In the example above, the goto statement is used for centralized cleanup within a function that opens a file and allocates memory. Both operations are prone to failure, and handling each failure individually with duplicated cleanup code would make the function unnecessarily cluttered.

Instead, the goto cleanup; statement provides an elegant and structured way to jump to a common exit point, where all necessary cleanup steps (like freeing memory or closing a file) can be performed safely.

Importantly, the use of goto here does not reduce readability.
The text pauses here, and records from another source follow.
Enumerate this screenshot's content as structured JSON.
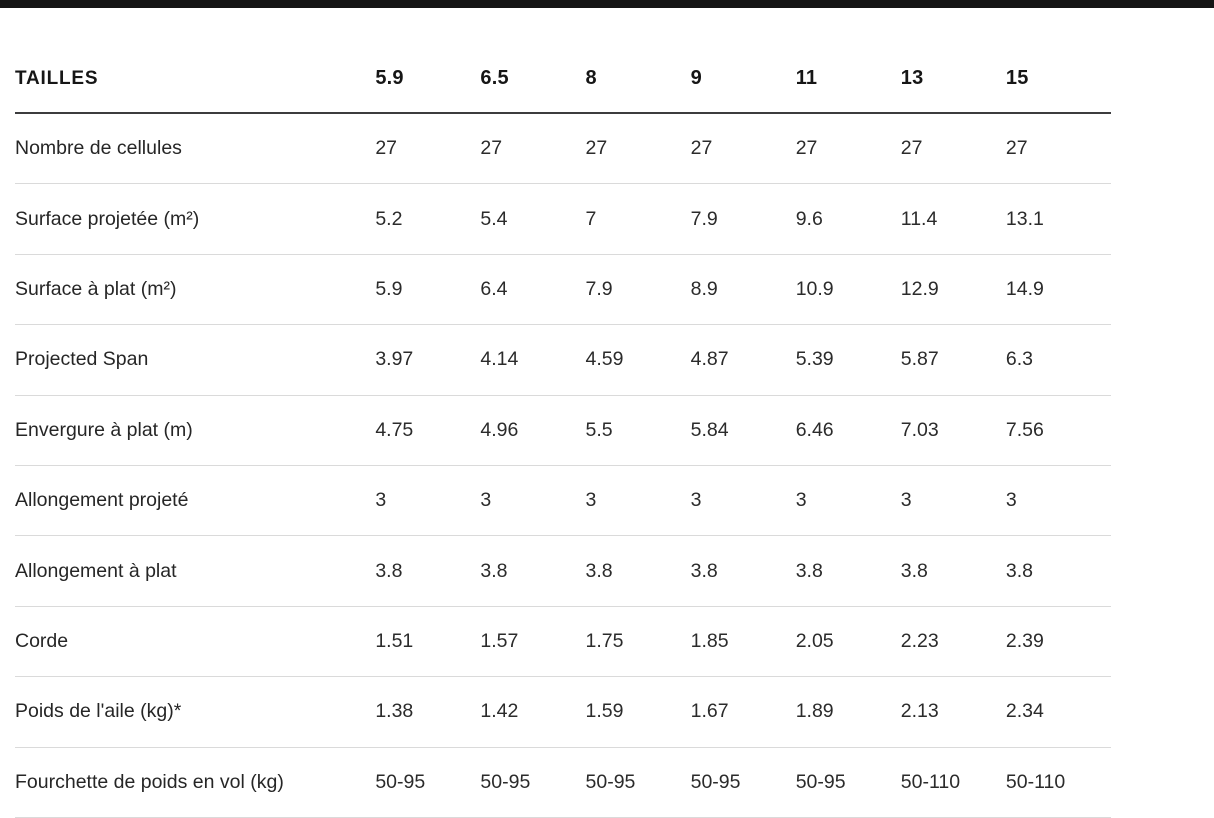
{
  "page": {
    "top_bar_color": "#151515",
    "background_color": "#ffffff",
    "header_rule_color": "#3c3c3e",
    "row_rule_color": "#dadada",
    "text_color": "#2b2b2b"
  },
  "table": {
    "header": {
      "label": "TAILLES",
      "sizes": [
        "5.9",
        "6.5",
        "8",
        "9",
        "11",
        "13",
        "15"
      ]
    },
    "rows": [
      {
        "label": "Nombre de cellules",
        "values": [
          "27",
          "27",
          "27",
          "27",
          "27",
          "27",
          "27"
        ]
      },
      {
        "label": "Surface projetée (m²)",
        "values": [
          "5.2",
          "5.4",
          "7",
          "7.9",
          "9.6",
          "11.4",
          "13.1"
        ]
      },
      {
        "label": "Surface à plat (m²)",
        "values": [
          "5.9",
          "6.4",
          "7.9",
          "8.9",
          "10.9",
          "12.9",
          "14.9"
        ]
      },
      {
        "label": "Projected Span",
        "values": [
          "3.97",
          "4.14",
          "4.59",
          "4.87",
          "5.39",
          "5.87",
          "6.3"
        ]
      },
      {
        "label": "Envergure à plat (m)",
        "values": [
          "4.75",
          "4.96",
          "5.5",
          "5.84",
          "6.46",
          "7.03",
          "7.56"
        ]
      },
      {
        "label": "Allongement projeté",
        "values": [
          "3",
          "3",
          "3",
          "3",
          "3",
          "3",
          "3"
        ]
      },
      {
        "label": "Allongement à plat",
        "values": [
          "3.8",
          "3.8",
          "3.8",
          "3.8",
          "3.8",
          "3.8",
          "3.8"
        ]
      },
      {
        "label": "Corde",
        "values": [
          "1.51",
          "1.57",
          "1.75",
          "1.85",
          "2.05",
          "2.23",
          "2.39"
        ]
      },
      {
        "label": "Poids de l'aile (kg)*",
        "values": [
          "1.38",
          "1.42",
          "1.59",
          "1.67",
          "1.89",
          "2.13",
          "2.34"
        ]
      },
      {
        "label": "Fourchette de poids en vol (kg)",
        "values": [
          "50-95",
          "50-95",
          "50-95",
          "50-95",
          "50-95",
          "50-110",
          "50-110"
        ]
      }
    ]
  }
}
The control flow is simple and predictable: if something fails, we jump to the cleanup: label, otherwise we proceed normally.

It avoids the unnecessary replication of resource-release logic and thereby makes the code more maintainable, while still easy to reason about.

Alternatives to Using Goto in Go

While the goto keyword may be used more often in older languages like C, the Go programming language offers a rich set of structured control-flow mechanisms that render the use of that keyword almost entirely unnecessary.

Using Break and Continue to Manage Iteration Within Loops

One of the most effective ways to avoid goto is simply through the use of break and continue statements within loops.

These allow for fine-grained control over iteration, enabling the premature termination of a loop or the skipping of specific iterations without resorting to unstructured jumps.

For example, if a loop needs to exit upon encountering a certain condition, a break statement generally suffices, as shown below:

for _, value := range values {
    if value == target {
        break
    }

    fmt.Println(value)
}

Likewise, continue can be employed to skip the remainder of the current iteration and proceed directly to the next cycle, again as seen below:

const threshold = 10

for _, value := range values {
    if value < threshold {
        continue
    }

    fmt.Println(value)
}

Placing Code Within a Function and Exiting It Early

Another idiomatic alternative is to encapsulate logic within functions and use explicit return statements to exit early.

This approach improves maintainability by promoting modularity, as well as reducing the complexity of control flow.

So, rather than using goto to jump out of nested logic, we can simply return from a function whenever a particular condition is met, as in the example below:

func handleValues(values [][]int) {
	for _, innerValues := range values {
		for _, value := range innerValues {
			if value < 0 {
				log.Println("Encountered an invalid value.")
				return
			}

			fmt.Println(value)
		}
	}
}

The function above traverses a two-dimensional slice of integers, printing out each value, unless it encounters a negative number, in which case it prints an error message and exits immediately.

This will pull the control flow out of both loops immediately, returning to the outside scope.

Cleaning Things up With Defer

Finally, for resource management and cleanup tasks, Go provides the defer keyword, the use of which ensures that any specified operations are executed at the conclusion of a function’s execution, irrespective of how control exits the function.

This eliminates the need for manually handling cleanup via goto in error-prone sections of code.

Let's look at an example:

func handleFile(path string) (error) {
    file, err := os.Open(path)
    if err != nil {
        return err
    }
    // the next line ensures cleanup even if there's an error later in the function
    defer file.Close()

    // process the file here

    return nil
}

The loadFile function above attempts to open a file based on its path within the file system, and the function returns any error encountered.

If the file cannot be opened, it returns early with the error. Otherwise, it defers the file’s closure, ensuring that it is always properly released when the function exits, even if an error were to occur later within the function.